In reality, the law serves as an anti-competition measure that
protects Florida’s current cohort of interior designers. Our friends at
the Institute for Justice have pursued a lawsuit against the law but
lost their appeal in the Eleventh Circuit.
Cato has now joined the Pacific Legal Foundation on an amicus brief
asking the Supreme Court to review that ruling. The lower court got it
wrong not just with respect to the right to earn a living, however, but
also on First Amendment grounds.
That is, interior design, as a form of artistic expression, is
historically protected by the First Amendment. Indeed, interior
designers are measured primarily on the value of their aesthetic
expression, not for any technical knowledge or expertise. This type of
artistry is a matter of taste, and the designer and client usually
arrive at the end result through collaboration and according to personal
preferences.
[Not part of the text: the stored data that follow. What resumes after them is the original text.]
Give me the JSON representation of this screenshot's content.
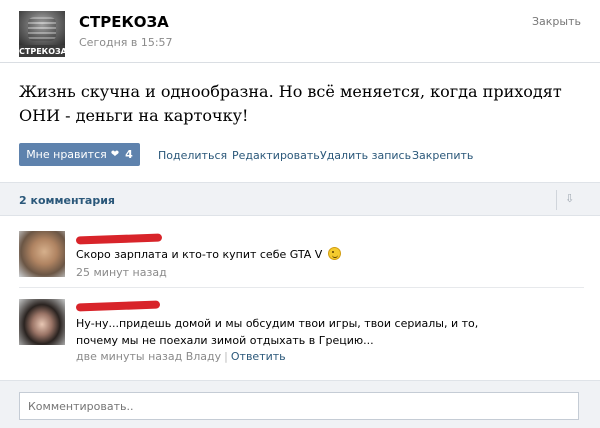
{
  "post": {
    "author": "СТРЕКОЗА",
    "avatar_logo_text": "СТРЕКОЗА",
    "time": "Сегодня в 15:57",
    "close_label": "Закрыть",
    "text": "Жизнь скучна и однообразна. Но всё меняется, когда приходят ОНИ - деньги на карточку!"
  },
  "actions": {
    "like_label": "Мне нравится",
    "like_icon": "heart-icon",
    "like_count": "4",
    "share_label": "Поделиться",
    "edit_label": "Редактировать",
    "delete_label": "Удалить запись",
    "pin_label": "Закрепить"
  },
  "comments_header": {
    "count_label": "2 комментария",
    "collapse_icon": "arrow-down-icon"
  },
  "comments": [
    {
      "text": "Скоро зарплата и кто-то купит себе GTA V",
      "emoji": "wink-smiley-icon",
      "time": "25 минут назад"
    },
    {
      "text": "Ну-ну...придешь домой и мы обсудим твои игры, твои сериалы, и то, почему мы не поехали зимой отдыхать в Грецию...",
      "time": "две минуты назад Владу",
      "reply_label": "Ответить"
    }
  ],
  "comment_input": {
    "placeholder": "Комментировать.."
  },
  "colors": {
    "like_button": "#5e82ad",
    "link": "#2b587a",
    "redaction": "#d8242a"
  }
}
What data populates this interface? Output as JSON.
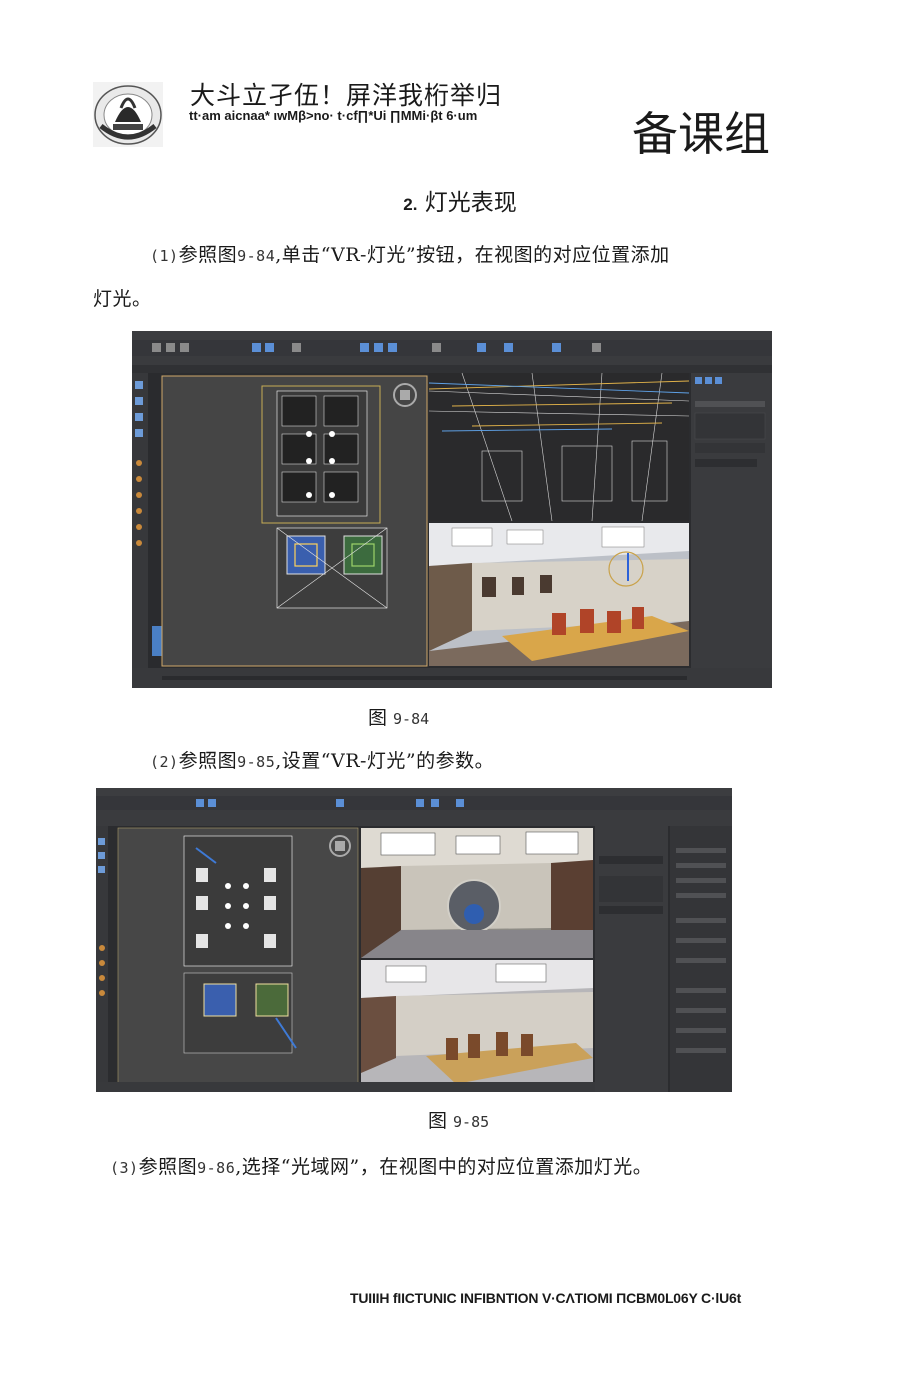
{
  "header": {
    "school_name_cn": "大斗立孑伍！屏洋我桁举归",
    "school_name_en": "tt·am aicnaa* ιwMβ>no· t·cf∏*Ui ∏MMi·βt 6·um",
    "group_name": "备课组",
    "logo_icon": "school-emblem-icon"
  },
  "section": {
    "number": "2.",
    "title": "灯光表现"
  },
  "steps": [
    {
      "num": "(1)",
      "text_a": "参照图",
      "ref": "9-84",
      "text_b": ",单击“VR-灯光”按钮，在视图的对应位置添加",
      "text_c": "灯光。"
    },
    {
      "num": "(2)",
      "text_a": "参照图",
      "ref": "9-85",
      "text_b": ",设置“VR-灯光”的参数。"
    },
    {
      "num": "(3)",
      "text_a": "参照图",
      "ref": "9-86",
      "text_b": ",选择“光域网”，在视图中的对应位置添加灯光。"
    }
  ],
  "figures": [
    {
      "label": "图",
      "number": "9-84"
    },
    {
      "label": "图",
      "number": "9-85"
    }
  ],
  "footer": {
    "text": "TUIIIH fIICTUNIC INFIBNTION V·CΛTIOMI ΠCBM0L06Y C·lU6t"
  }
}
Thus, the designer-client relationship has little in
common with traditionally regulated professions such as medicine, law
and finance, where bad advice can have real and far-reaching
consequences—but even then, the Supreme Court has emphasized the First
Amendment implications of placing “prior restraints” on expression
through burdensome licensing schemes.
Instead of following that precedent, however, the circuit court
carved out a constitutionally unprotected exception for “direct
personalized speech with clients.” Florida’s “public safety”
justification is similarly weak, given that the state has presented no
evidence of any bona fide concerns that substantiate a burdensome
licensing scheme that includes six years of higher education and a
painstaking exam—instead relying on cursory allegations that, for
example, licensed designers are more adept at ensuring that fixture
placements do not violate building codes.
Finally, the Eleventh Circuit’s ruling disregarded the infinite array
of auxiliary occupations the Florida law subjects to possible criminal
sanctions: wedding planners, branding consultants, sellers of retail
display racks, retail business consultants, corporate art consultants,
and even theater-set designers could all get swept in. The state has
already taken enforcement actions against a wide spectrum of people who
are not interior designers, including office furniture dealers,
restaurant equipment suppliers, flooring companies, wall covering
companies, fabric vendors, builders, real estate developers, remodelers,
accessories retailers, antique dealers, drafting services, lighting
companies, kitchen designers, workrooms, carpet companies, art dealers,
stagers, yacht designers, and even a florist. This dragnet effect also
suggests that the law is too broad to survive constitutional scrutiny.
The Court will likely decide by the end of the year (or early 2012) whether to take this case of Locke v. Shore.